ANCHORAGE — Robert Paniyak looks back wistfully to a time more than two decades ago when he and other Alaska Native youths helped scientists capture and band geese to address declining numbers of migratory waterfowl in the state’s Yukon-Kuskokwim Delta.
Now Paniyak and others in the Cup’ik Eskimo village of Chevak are about to be inundated with memories from a new book detailing their nearly 25-year partnership with federal agencies involved in a wildlife conservation project carried out in remote tundra wetlands. The village of about 970 residents is about 500 miles west of Anchorage.
Three years after the end of the program, Chevak residents are getting copies of the glossy book, which is full of photographs taken over the years at the roundup site at Old Chevak, where the village used to be located south of the current site. Many photos include the faces of smiling young people from the village — including Paniyak — who participated over the years.
“It was a lot of fun,” Paniyak, who is now 42, said as he recalled chasing geese, swans and the occasional ducks. “We were rounding them up.”

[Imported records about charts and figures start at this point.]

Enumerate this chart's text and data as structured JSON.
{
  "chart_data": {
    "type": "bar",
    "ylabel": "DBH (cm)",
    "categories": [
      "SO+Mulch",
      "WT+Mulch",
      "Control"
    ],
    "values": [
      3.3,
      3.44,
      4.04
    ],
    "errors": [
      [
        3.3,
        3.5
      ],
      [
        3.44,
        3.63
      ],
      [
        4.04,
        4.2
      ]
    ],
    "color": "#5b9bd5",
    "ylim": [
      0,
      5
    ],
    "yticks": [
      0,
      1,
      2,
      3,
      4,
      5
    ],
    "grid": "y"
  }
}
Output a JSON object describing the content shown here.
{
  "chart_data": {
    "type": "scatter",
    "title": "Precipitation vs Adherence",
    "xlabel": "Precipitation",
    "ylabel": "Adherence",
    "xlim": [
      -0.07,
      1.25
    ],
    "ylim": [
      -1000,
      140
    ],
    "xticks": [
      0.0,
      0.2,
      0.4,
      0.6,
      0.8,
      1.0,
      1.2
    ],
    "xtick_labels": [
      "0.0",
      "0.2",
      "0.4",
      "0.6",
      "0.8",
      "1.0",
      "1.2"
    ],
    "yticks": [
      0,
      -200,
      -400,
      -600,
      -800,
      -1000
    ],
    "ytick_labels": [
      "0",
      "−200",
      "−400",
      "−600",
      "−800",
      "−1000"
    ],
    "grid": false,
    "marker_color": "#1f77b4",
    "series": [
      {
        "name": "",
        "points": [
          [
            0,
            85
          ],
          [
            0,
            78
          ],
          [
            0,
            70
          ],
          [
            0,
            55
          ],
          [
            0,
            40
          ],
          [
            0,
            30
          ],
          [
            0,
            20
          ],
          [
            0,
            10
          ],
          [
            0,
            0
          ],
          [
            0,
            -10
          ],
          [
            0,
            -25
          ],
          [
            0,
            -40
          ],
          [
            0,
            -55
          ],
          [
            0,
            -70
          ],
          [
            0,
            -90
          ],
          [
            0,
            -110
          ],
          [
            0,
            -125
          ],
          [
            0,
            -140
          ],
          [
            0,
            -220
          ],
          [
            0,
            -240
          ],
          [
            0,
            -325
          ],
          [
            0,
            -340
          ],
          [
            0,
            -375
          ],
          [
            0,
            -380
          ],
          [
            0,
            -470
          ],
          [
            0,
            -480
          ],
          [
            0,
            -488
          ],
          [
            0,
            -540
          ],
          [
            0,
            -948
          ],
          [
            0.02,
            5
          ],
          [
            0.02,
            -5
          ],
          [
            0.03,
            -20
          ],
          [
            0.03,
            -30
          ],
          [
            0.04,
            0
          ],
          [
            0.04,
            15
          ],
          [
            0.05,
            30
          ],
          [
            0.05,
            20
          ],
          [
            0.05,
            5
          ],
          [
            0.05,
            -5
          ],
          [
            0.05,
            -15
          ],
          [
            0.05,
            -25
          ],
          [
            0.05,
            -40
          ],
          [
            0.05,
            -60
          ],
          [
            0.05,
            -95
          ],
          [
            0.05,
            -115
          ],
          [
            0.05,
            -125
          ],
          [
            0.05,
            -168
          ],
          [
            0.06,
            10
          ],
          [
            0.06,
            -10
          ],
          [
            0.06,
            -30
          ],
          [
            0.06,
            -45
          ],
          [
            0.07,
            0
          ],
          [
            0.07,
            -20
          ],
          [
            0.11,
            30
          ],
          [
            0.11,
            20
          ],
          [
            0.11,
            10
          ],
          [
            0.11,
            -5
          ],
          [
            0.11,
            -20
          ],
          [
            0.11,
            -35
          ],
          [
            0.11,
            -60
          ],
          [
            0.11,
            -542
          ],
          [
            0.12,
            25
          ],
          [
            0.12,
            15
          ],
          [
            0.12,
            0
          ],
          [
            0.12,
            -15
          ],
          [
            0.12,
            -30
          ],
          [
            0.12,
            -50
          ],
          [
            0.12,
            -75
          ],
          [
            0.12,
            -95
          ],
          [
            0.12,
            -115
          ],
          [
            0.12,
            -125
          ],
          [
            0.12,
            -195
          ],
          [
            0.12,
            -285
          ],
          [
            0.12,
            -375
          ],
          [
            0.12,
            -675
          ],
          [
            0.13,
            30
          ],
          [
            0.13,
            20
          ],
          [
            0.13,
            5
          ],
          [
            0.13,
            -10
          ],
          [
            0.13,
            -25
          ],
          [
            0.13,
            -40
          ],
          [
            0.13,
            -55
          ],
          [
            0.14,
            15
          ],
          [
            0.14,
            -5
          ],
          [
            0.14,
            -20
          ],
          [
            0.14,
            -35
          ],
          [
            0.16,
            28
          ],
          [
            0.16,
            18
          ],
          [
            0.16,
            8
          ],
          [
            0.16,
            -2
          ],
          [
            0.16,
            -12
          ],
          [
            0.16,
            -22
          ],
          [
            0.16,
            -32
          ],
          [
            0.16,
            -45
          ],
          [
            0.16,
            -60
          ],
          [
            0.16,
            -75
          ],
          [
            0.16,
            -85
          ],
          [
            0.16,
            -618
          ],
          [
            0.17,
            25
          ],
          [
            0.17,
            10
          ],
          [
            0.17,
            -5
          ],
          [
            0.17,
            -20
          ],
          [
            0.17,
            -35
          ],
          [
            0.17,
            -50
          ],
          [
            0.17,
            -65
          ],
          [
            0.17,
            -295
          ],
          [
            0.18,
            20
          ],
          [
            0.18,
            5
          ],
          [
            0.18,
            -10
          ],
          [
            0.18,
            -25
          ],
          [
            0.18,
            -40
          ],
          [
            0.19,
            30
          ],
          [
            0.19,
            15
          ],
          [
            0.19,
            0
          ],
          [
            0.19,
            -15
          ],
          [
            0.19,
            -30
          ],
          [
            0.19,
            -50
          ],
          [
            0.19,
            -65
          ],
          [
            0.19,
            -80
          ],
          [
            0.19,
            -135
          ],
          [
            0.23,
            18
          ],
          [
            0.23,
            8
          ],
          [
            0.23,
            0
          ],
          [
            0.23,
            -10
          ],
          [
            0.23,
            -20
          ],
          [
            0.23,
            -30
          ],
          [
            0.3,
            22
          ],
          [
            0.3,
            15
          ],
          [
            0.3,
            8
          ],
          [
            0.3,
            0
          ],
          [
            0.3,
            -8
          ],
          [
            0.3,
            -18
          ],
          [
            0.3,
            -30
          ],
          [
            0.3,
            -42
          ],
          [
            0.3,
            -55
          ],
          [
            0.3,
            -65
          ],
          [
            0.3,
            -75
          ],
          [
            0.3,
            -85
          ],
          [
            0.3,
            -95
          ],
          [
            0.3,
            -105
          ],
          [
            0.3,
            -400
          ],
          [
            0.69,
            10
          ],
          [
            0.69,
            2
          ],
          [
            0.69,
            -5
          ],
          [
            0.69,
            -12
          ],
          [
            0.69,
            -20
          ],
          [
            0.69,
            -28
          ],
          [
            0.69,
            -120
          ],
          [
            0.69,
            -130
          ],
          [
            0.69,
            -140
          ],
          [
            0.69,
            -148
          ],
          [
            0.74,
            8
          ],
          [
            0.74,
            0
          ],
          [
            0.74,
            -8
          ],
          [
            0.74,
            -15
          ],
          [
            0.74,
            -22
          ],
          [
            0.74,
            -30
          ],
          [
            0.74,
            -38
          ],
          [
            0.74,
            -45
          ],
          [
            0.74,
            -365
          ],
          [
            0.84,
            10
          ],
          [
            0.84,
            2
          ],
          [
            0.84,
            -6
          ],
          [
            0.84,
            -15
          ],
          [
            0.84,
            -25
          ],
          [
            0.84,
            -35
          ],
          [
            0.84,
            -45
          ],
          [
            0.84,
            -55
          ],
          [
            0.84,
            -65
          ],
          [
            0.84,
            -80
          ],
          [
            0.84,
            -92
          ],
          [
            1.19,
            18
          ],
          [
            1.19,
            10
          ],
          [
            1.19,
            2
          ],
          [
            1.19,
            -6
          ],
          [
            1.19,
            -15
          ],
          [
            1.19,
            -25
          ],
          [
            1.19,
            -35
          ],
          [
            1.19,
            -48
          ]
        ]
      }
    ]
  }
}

The youths helped biologists capture the waterfowl and fit them with collars and leg bands to glean information officials say was used to make decisions about the bird species’ recovery.
The 90-page book, “Banding Together to Learn & Preserve,” was formally presented to two Chevak representatives in Anchorage Nov. 21 by officials with agencies including the U.S. Geological Survey. One of the village representatives was James Ayuluk, president of the Chevak traditional council who also teaches Cup’ik culture to village middle school and high school students.
“With the children I’m working with, they’re going to see their parents, you know, 20 years ago. It’ll be something for them,” Ayuluk said at the presentation at the USGS Alaska Science Center. “And memories will come back to the parents as well.”
Another speaker was Craig Ely, a USGS research wildlife biologist who spearheaded the effort that began in 1986 when the science center was part of the U.S. Fish and Wildlife Service. At the time, Ely worked for Fish and Wildlife when the partnership was formed to support a regional need for information on waterfowl including four goose species, such as cackling geese.
The partnership between federal agencies and the village stemmed from a sort of necessity, Ely said. It would be too expensive to fly scores of researchers to the remote nesting grounds for many migratory birds in the marshy delta. Chevak was the closest village to the grounds, and so the question arose: Would local youths be willing to spend up to a week at what would become known as Goose Camp?
“It turned out they were interested,” Ely said.
Over the years, so many Chevak young people wanted to participate, in fact, that the duties were later divided into two teams so more people could get a chance to play a role once the birds dropped their primary feathers and became flightless.
The young villagers and biologists would head to Old Chevak on motorboats for a 30-mile ride in the meandering Kashunuk River. At the old village site, they set up camp in tents as well as a wooden building that once was a church. They helped biologists capture geese and swans. Sometimes satellite transmitters were attached to the birds.
During off-times, participants had plenty to do, including berry picking, storytelling, exploring an old cemetery and helping at meal times.
“Every year, we had to turn kids away,” Ely said. “It became known as a good time out there.”